The market will watch closely. Retailers will test covers. Schools will see which new designs land on reading lists. Libraries will notice what gets borrowed and what gets left. If past data is any guide, Wilson’s readership will follow her voice, while new art pulls in kids who don’t carry the same nostalgia. The tricky bit is this middle season—reassuring longtime readers that the heart of the books is unchanged while being bold enough to claim a new visual identity.
There’s a bigger conversation here about credit in children’s books. Writers often get the spotlight. Illustrators shape the first impression and, for many kids, the enduring memory. Sharratt’s contribution to Wilson’s world was never just decorative. It set the tone for reading experiences that stretched from bedtime to the classroom. That’s why this split stings even as it makes sense. You don’t easily replace the person who helped define how your stories look and feel.
Wilson and Sharratt handled the end the way they handled the work: plainly and without fuss. No public barbs. No social media skirmishes. Just a quiet line under an extraordinary run, and a statement of continued friendship.
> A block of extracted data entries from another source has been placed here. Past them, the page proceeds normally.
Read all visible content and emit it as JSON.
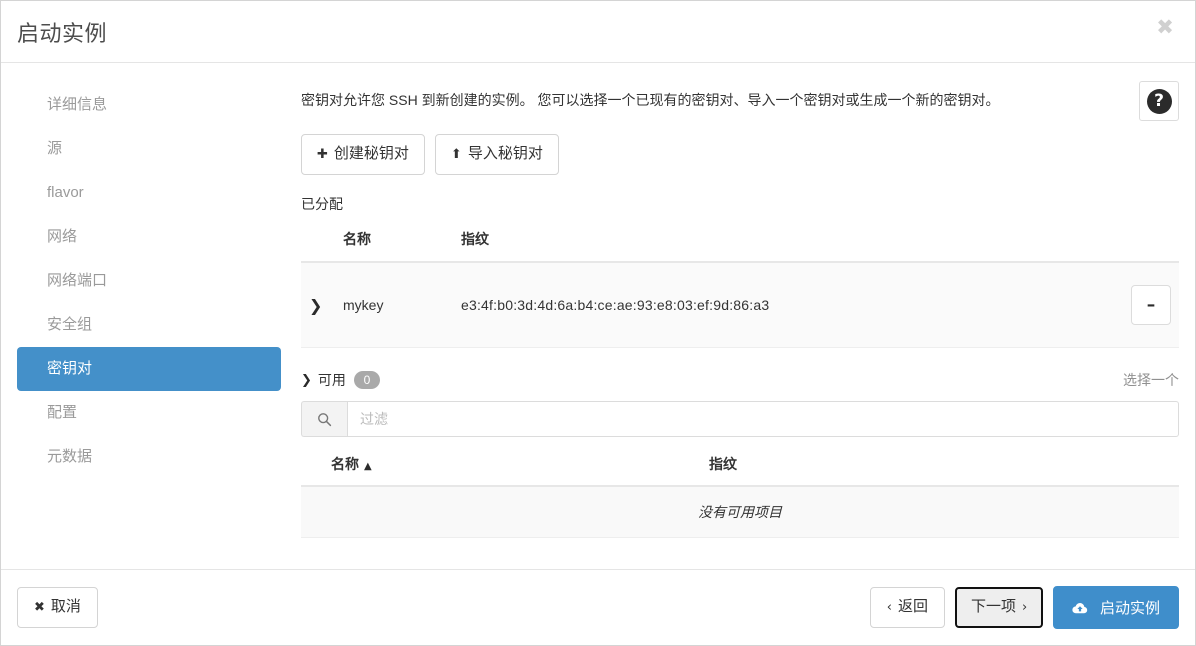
{
  "header": {
    "title": "启动实例",
    "close_icon": "close-icon",
    "close_glyph": "✖"
  },
  "sidebar": {
    "items": [
      {
        "label": "详细信息",
        "active": false
      },
      {
        "label": "源",
        "active": false
      },
      {
        "label": "flavor",
        "active": false
      },
      {
        "label": "网络",
        "active": false
      },
      {
        "label": "网络端口",
        "active": false
      },
      {
        "label": "安全组",
        "active": false
      },
      {
        "label": "密钥对",
        "active": true
      },
      {
        "label": "配置",
        "active": false
      },
      {
        "label": "元数据",
        "active": false
      }
    ]
  },
  "main": {
    "description": "密钥对允许您 SSH 到新创建的实例。 您可以选择一个已现有的密钥对、导入一个密钥对或生成一个新的密钥对。",
    "help_icon": "help-icon",
    "help_glyph": "?",
    "actions": {
      "create_label": "创建秘钥对",
      "create_icon": "plus-icon",
      "create_glyph": "✚",
      "import_label": "导入秘钥对",
      "import_icon": "upload-icon",
      "import_glyph": "⬆"
    },
    "allocated": {
      "section_label": "已分配",
      "columns": [
        "名称",
        "指纹"
      ],
      "rows": [
        {
          "expand_icon": "chevron-right-icon",
          "expand_glyph": "❯",
          "name": "mykey",
          "fingerprint": "e3:4f:b0:3d:4d:6a:b4:ce:ae:93:e8:03:ef:9d:86:a3",
          "remove_icon": "minus-icon",
          "remove_glyph": "▬"
        }
      ]
    },
    "available": {
      "toggle_icon": "chevron-down-icon",
      "toggle_glyph": "❮",
      "label": "可用",
      "count": "0",
      "hint": "选择一个",
      "filter": {
        "icon": "search-icon",
        "value": "",
        "placeholder": "过滤"
      },
      "columns": [
        "名称",
        "指纹"
      ],
      "sort_icon": "sort-ascending-icon",
      "sort_glyph": "▲",
      "empty_message": "没有可用项目"
    }
  },
  "footer": {
    "cancel_label": "取消",
    "cancel_icon": "x-icon",
    "cancel_glyph": "✖",
    "back_label": "返回",
    "back_icon": "chevron-left-icon",
    "back_glyph": "‹",
    "next_label": "下一项",
    "next_icon": "chevron-right-icon",
    "next_glyph": "›",
    "launch_label": "启动实例",
    "launch_icon": "cloud-upload-icon"
  },
  "colors": {
    "accent": "#4490c9",
    "primary_button": "#3f8ecb",
    "badge": "#a9a9a9",
    "muted_text": "#9a9a9a"
  }
}
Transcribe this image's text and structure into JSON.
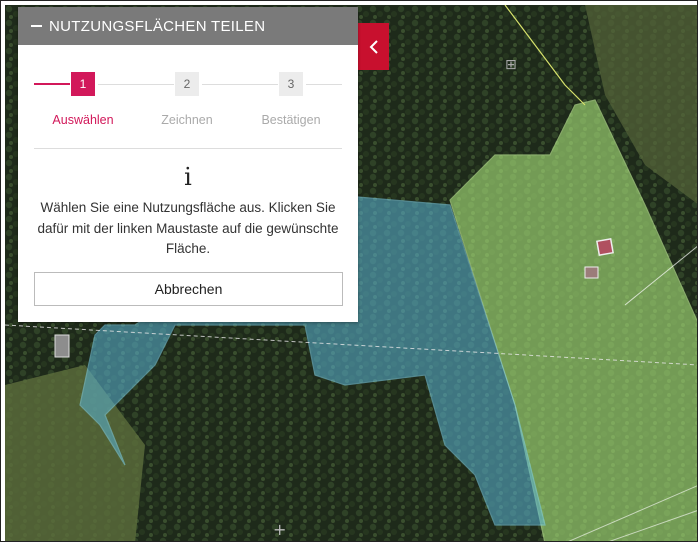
{
  "panel": {
    "title": "NUTZUNGSFLÄCHEN TEILEN",
    "steps": [
      {
        "number": "1",
        "label": "Auswählen"
      },
      {
        "number": "2",
        "label": "Zeichnen"
      },
      {
        "number": "3",
        "label": "Bestätigen"
      }
    ],
    "active_step": "1",
    "info_glyph": "i",
    "instruction": "Wählen Sie eine Nutzungsfläche aus. Klicken Sie dafür mit der linken Maustaste auf die gewünschte Fläche.",
    "cancel_label": "Abbrechen"
  },
  "colors": {
    "header": "#7a7a7a",
    "accent": "#d2185a",
    "collapse_tab": "#c8102e",
    "parcel_blue": "#5ab4d6",
    "parcel_green": "#a8e07a"
  },
  "icons": {
    "collapse": "minus-icon",
    "side_toggle": "chevron-left-icon",
    "info": "info-icon"
  }
}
In a business that can be noisy and performative, that restraint says a lot.
For readers, the legacy is simple: shelves full of books that made room for complicated emotions and everyday kids. Tracy’s mischief. The vulnerability in The Illustrated Mum. The survival grit of Dustbin Baby. The adventures of Hetty Feather. Those stories still do their job. They’re still being discovered by children who weren’t born when the first Tracy Beaker hit the page.
If you want to understand why Wilson felt “devastated,” think about any creative habit you’ve kept for thirty years. The rituals, the shorthand, the trust that lets you take risks. Then picture removing the person who shared that rhythm. Of course it hurts. Of course you grieve it a little. Then you get back to the desk and start the next chapter.

What the split means for children’s books
Short term, expect a visual reset. New covers will introduce Wilson’s next books, signaling to booksellers and readers that a new era has started. That doesn’t mean abandoning what worked. It means redefining it. Different illustrators can bring fresh texture—maybe a softer palette here, a looser line there. Character design might skew older or younger depending on the story. The key test is whether the art still matches the voice.
For Sharratt, there’s room to stretch. He’s spoken warmly about the “amazing experience” of working with Wilson and the joy of drawing characters like Tracy Beaker and Hetty Feather. Now the bandwidth opens for other collaborations, standalone projects, and whatever else has been waiting in the wings. If his past work is any guide, he’ll continue shaping how children see stories before they read a single sentence.
For the industry, the Wilson–Sharratt story doubles as a case study. Long collaborations can build trust with educators and families. They can also create dependence. Transition plans—announcing a final book, preparing readers for change, setting a new look—matter. The pair did that by naming The Runaway Girls as a sign-off. It gave the partnership a proper ending rather than an abrupt fade.
And for the kids who will pick up the next book with Wilson’s name on it? They’ll do what children always do with stories: open the cover, check the first page, and decide if the voice is speaking to them. If it is, they’ll keep going. The images will help, as they always have. But the bond between reader and author—the one that has carried Wilson’s work across three decades—tends to survive a change in line work.
That’s the quiet power of this moment. A beloved pairing steps aside with grace. The books remain. The audience evolves. And a new visual chapter begins, not to overwrite what came before, but to sit alongside it on the same crowded, well-thumbed shelf.